"Je m’appelle Léopold Sédar Senghor, …"
Fast klingt es, als sei er erstaunt darüber, dass er nun tatsächlich Präsident der Republik Senegal ist: Léopold Sédar Senghor wurde am 5. September 1960 Staatschef der gerade erst unabhängig gewordenen, ehemals französischen Kolonie. Dabei hatte Senghor die Unabhängigkeit nicht befürwortet, sie schien ihm zu früh zu kommen für das Land im Westen Afrikas. Senghor war bereits ein anerkannter Lyriker, als er das höchste Staatsamt übernahm. Als Politiker galt sein besonderes Interesse der Förderung der Kultur.
Schon 1966 wurde in der senegalesischen Hauptstadt Dakar das "Erste Weltfestival der Negerkünste" – wie es damals noch hieß – eröffnet. Aus Senghors Sicht ein Modell für den Dialog der Kulturen:
"Ich glaube, dass alle großen Kulturen sich mit anderen kulturell vermischt haben. Man kann nicht in einem Ghetto leben, das wäre Sterilität. Ja, Europa hat uns zu einem bestimmten Maß beeinflusst. Aber ich denke, wir beeinflussen auch Europa."
Geboren wurde Léopold Sédar Senghor 1906 im senegalesischen Joal als Sohn eines wohlhabenden Großbauern, der im Einklang mit afrikanischen Traditionen vier Ehefrauen hatte. Léopold ging auf eine katholische Missionsschule, später als Stipendiat nach Paris und absolvierte als erster Afrikaner die Kaderschmiede der französischen Politik, die "École normale supérieure". Trotz des Kolonialismus sah Senghor Europa als einen Kontinent der Kultur. Die abwertenden Zuschreibungen aus der Kolonialzeit wollte er umdeuten, die eigene Kultur mit Stolz vertreten. Zusammen unter anderem mit dem Schriftsteller Aimé Césaire entwickelte er in den 30er Jahren des vergangenen Jahrhunderts die Bewegung der "Négritude".
"Negritude heißt, Neger zu sein, genauer gesagt: der Wille, dies bewusst zu sein, für sich und aus sich heraus die Werte der schwarzen Kultur zu leben."
Im Ausland geachtet, im Inland immer stärker kritisiert
Der senegalesische Literaturwissenschaftler Moustapha Diallo ist von Senghors Konzept der Négritude nicht überzeugt:
"Wenn er das mit der Negritude ernst gemeint hätte, dann hätte er die französische Sprache nicht stärker gefördert, als die afrikanischen.
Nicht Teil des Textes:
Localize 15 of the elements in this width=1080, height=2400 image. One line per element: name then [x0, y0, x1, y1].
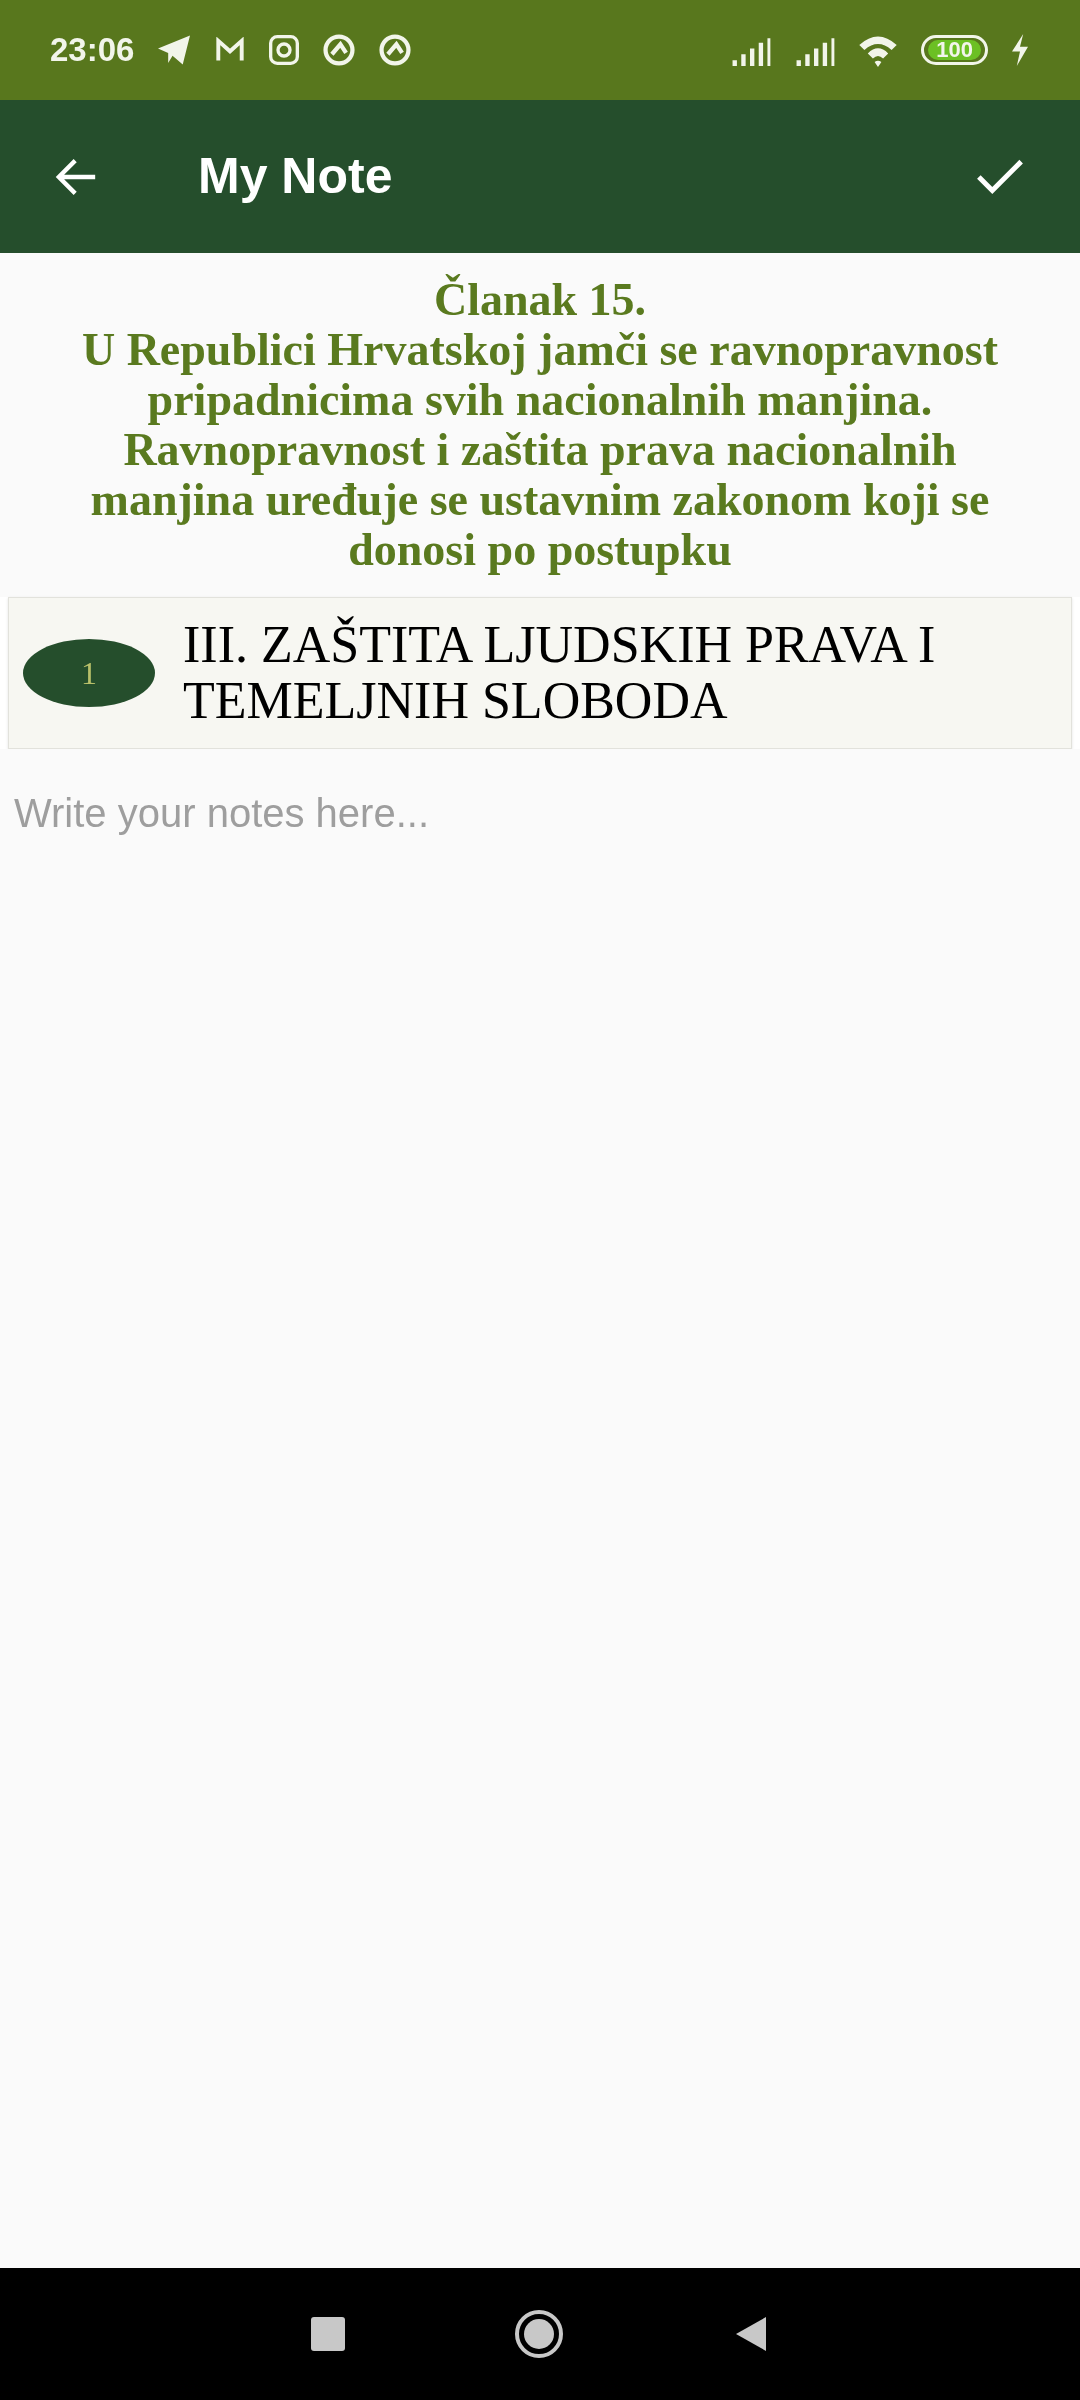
charging-icon: [1010, 34, 1030, 66]
status-time: 23:06: [50, 30, 135, 71]
circle-icon: [378, 33, 413, 67]
home-button[interactable]: [515, 2310, 563, 2358]
paper-plane-icon: [156, 34, 193, 66]
article-text: U Republici Hrvatskoj jamči se ravnopravnost pripadnicima svih nacionalnih manjina. Ravnopravnost i zaštita prava nacionalnih manjina uređuje se ustavnim zakonom koji se donosi po postupku: [80, 325, 1000, 575]
section-number: 1: [23, 639, 155, 707]
note-field[interactable]: Write your notes here...: [0, 749, 1080, 2268]
section-title: III. ZAŠTITA LJUDSKIH PRAVA I TEMELJNIH SLOBODA: [183, 617, 937, 729]
battery-indicator: 100: [921, 35, 988, 65]
camera-icon: [268, 34, 301, 66]
screen-title: My Note: [198, 147, 393, 206]
circle-icon: [322, 33, 357, 67]
mail-icon: [214, 37, 247, 63]
article-title: Članak 15.: [432, 275, 648, 325]
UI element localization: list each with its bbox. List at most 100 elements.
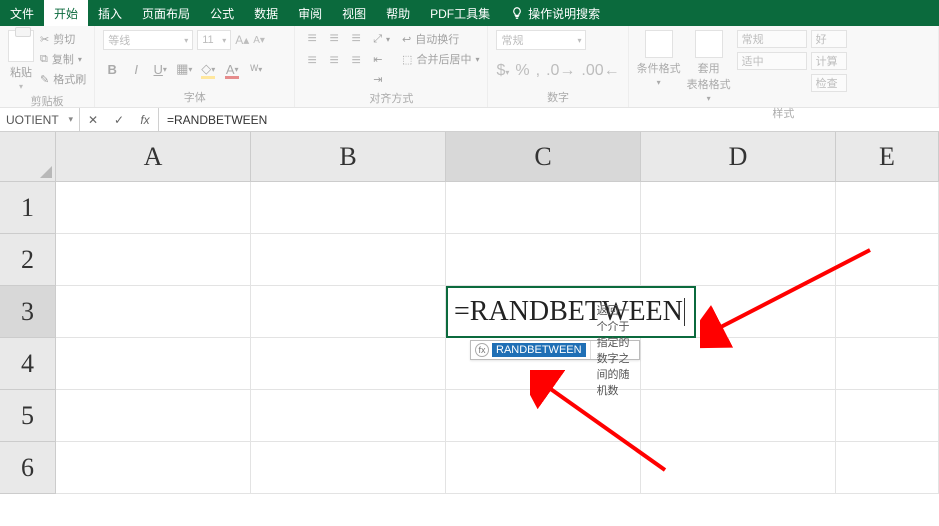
cell-a4[interactable]	[56, 338, 251, 390]
select-all-corner[interactable]	[0, 132, 56, 182]
col-header-e[interactable]: E	[836, 132, 939, 182]
font-family-combo[interactable]: 等线 ▾	[103, 30, 193, 50]
tab-view[interactable]: 视图	[332, 0, 376, 26]
align-center-icon[interactable]: ≡	[325, 52, 343, 70]
accounting-format-button[interactable]: $▾	[496, 62, 509, 80]
cell-e2[interactable]	[836, 234, 939, 286]
col-header-d[interactable]: D	[641, 132, 836, 182]
row-header-3[interactable]: 3	[0, 286, 56, 338]
increase-indent-button[interactable]: ⇥	[373, 70, 390, 88]
cell-d1[interactable]	[641, 182, 836, 234]
style-calc[interactable]: 计算	[811, 52, 847, 70]
spreadsheet-grid[interactable]: A B C D E 1 2 3 =RANDBETWEEN fx RANDBETW…	[0, 132, 939, 494]
decrease-decimal-button[interactable]: .00←	[581, 62, 619, 80]
orientation-button[interactable]: ⤢▾	[373, 30, 390, 48]
cell-styles-gallery[interactable]: 常规 好 适中 计算 检查	[737, 30, 847, 92]
tab-home[interactable]: 开始	[44, 0, 88, 26]
cut-button[interactable]: ✂ 剪切	[40, 30, 86, 48]
paste-button[interactable]: 粘贴 ▾	[8, 30, 34, 91]
cell-e4[interactable]	[836, 338, 939, 390]
style-good[interactable]: 好	[811, 30, 847, 48]
cell-e1[interactable]	[836, 182, 939, 234]
align-right-icon[interactable]: ≡	[347, 52, 365, 70]
underline-button[interactable]: U ▾	[151, 60, 169, 78]
conditional-format-button[interactable]: 条件格式 ▾	[637, 30, 681, 87]
phonetic-button[interactable]: ᵂ▾	[247, 60, 265, 78]
cell-e3[interactable]	[836, 286, 939, 338]
name-box[interactable]: UOTIENT ▾	[0, 108, 80, 131]
cell-b6[interactable]	[251, 442, 446, 494]
enter-formula-button[interactable]: ✓	[106, 108, 132, 131]
cell-d4[interactable]	[641, 338, 836, 390]
x-icon: ✕	[88, 113, 98, 127]
active-cell-editor[interactable]: =RANDBETWEEN	[446, 286, 696, 338]
col-header-b[interactable]: B	[251, 132, 446, 182]
border-button[interactable]: ▦▾	[175, 60, 193, 78]
percent-button[interactable]: %	[515, 62, 529, 80]
tab-pdf-tools[interactable]: PDF工具集	[420, 0, 500, 26]
cell-b4[interactable]	[251, 338, 446, 390]
wrap-text-button[interactable]: ↩自动换行	[402, 30, 479, 48]
tab-file[interactable]: 文件	[0, 0, 44, 26]
insert-function-button[interactable]: fx	[132, 108, 158, 131]
cell-b2[interactable]	[251, 234, 446, 286]
cell-c3[interactable]: =RANDBETWEEN fx RANDBETWEEN 返回一个介于指定的数字之…	[446, 286, 641, 338]
style-check[interactable]: 检查	[811, 74, 847, 92]
cell-d6[interactable]	[641, 442, 836, 494]
align-middle-icon[interactable]: ≡	[325, 30, 343, 48]
cell-c6[interactable]	[446, 442, 641, 494]
increase-font-icon[interactable]: A▴	[235, 33, 249, 47]
cell-e6[interactable]	[836, 442, 939, 494]
align-top-icon[interactable]: ≡	[303, 30, 321, 48]
increase-decimal-button[interactable]: .0→	[546, 62, 575, 80]
col-header-a[interactable]: A	[56, 132, 251, 182]
cell-a3[interactable]	[56, 286, 251, 338]
formula-autocomplete[interactable]: fx RANDBETWEEN 返回一个介于指定的数字之间的随机数	[470, 340, 640, 360]
tab-insert[interactable]: 插入	[88, 0, 132, 26]
tab-review[interactable]: 审阅	[288, 0, 332, 26]
number-format-combo[interactable]: 常规▾	[496, 30, 586, 50]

Und das Problem bei der Negritude ist, dass er nicht sagt, welche Rolle die afrikanischen Kulturen bei der Entwicklung der universellen Zivilisation, wie er das sagt, spielen sollten oder spielen könnten."
Im Ausland wurde Senghor als Philosoph an der Spitze eines Staates gesehen, galt als Stimme ohne Hass. Mit diesen Worten ehrte ihn auch die Jury, die ihm 1968 den Friedenspreis des Deutschen Buchhandels zuerkannte. Während der Preisverleihung demonstrierte draußen der Sozialistische Deutsche Studentenbund, kritisierte Senghor als "philosophierende Charaktermaske des französischen Imperialismus". Auch im Senegal nahm die Kritik an Senghor zu.
Er investierte bis zu 25 Prozent des Staatshaushalts in die Kultur, während das Land in eine Wirtschaftskrise geriet, die Armut der Bevölkerung zunahm. Sein Regierungsstil wurde immer autoritärer, er ging mit harter Hand gegen Oppositionelle vor. Und dann gab er 1980 – für Außenstehende überraschend – sein Amt an der Spitze des Staates freiwillig ab, an den Wirtschaftsfachmann und bisherigen Ministerpräsidenten Abdou Diouf. Im Westen brachte ihm dieser Schritt viel Anerkennung ein. Moustapha Diallo ist kritischer:
"Freiwillig war das nicht ganz, weil er gemerkt hat, dass es immer mehr brodelte im Land, und er hatte auch gemerkt, dass er sich nicht mehr halten könnte, wenn er weitermachen würde. Deshalb hat er aufgehört, bevor es explodiert."
Léopold Sédar Senghor starb 2001 in Frankreich, dort hatte er auch seine letzten Lebensjahre verbracht. Am Ende eines Lebens zwischen zwei Kulturen war die einstige Kolonialmacht schließlich zur Heimat seiner Wahl geworden.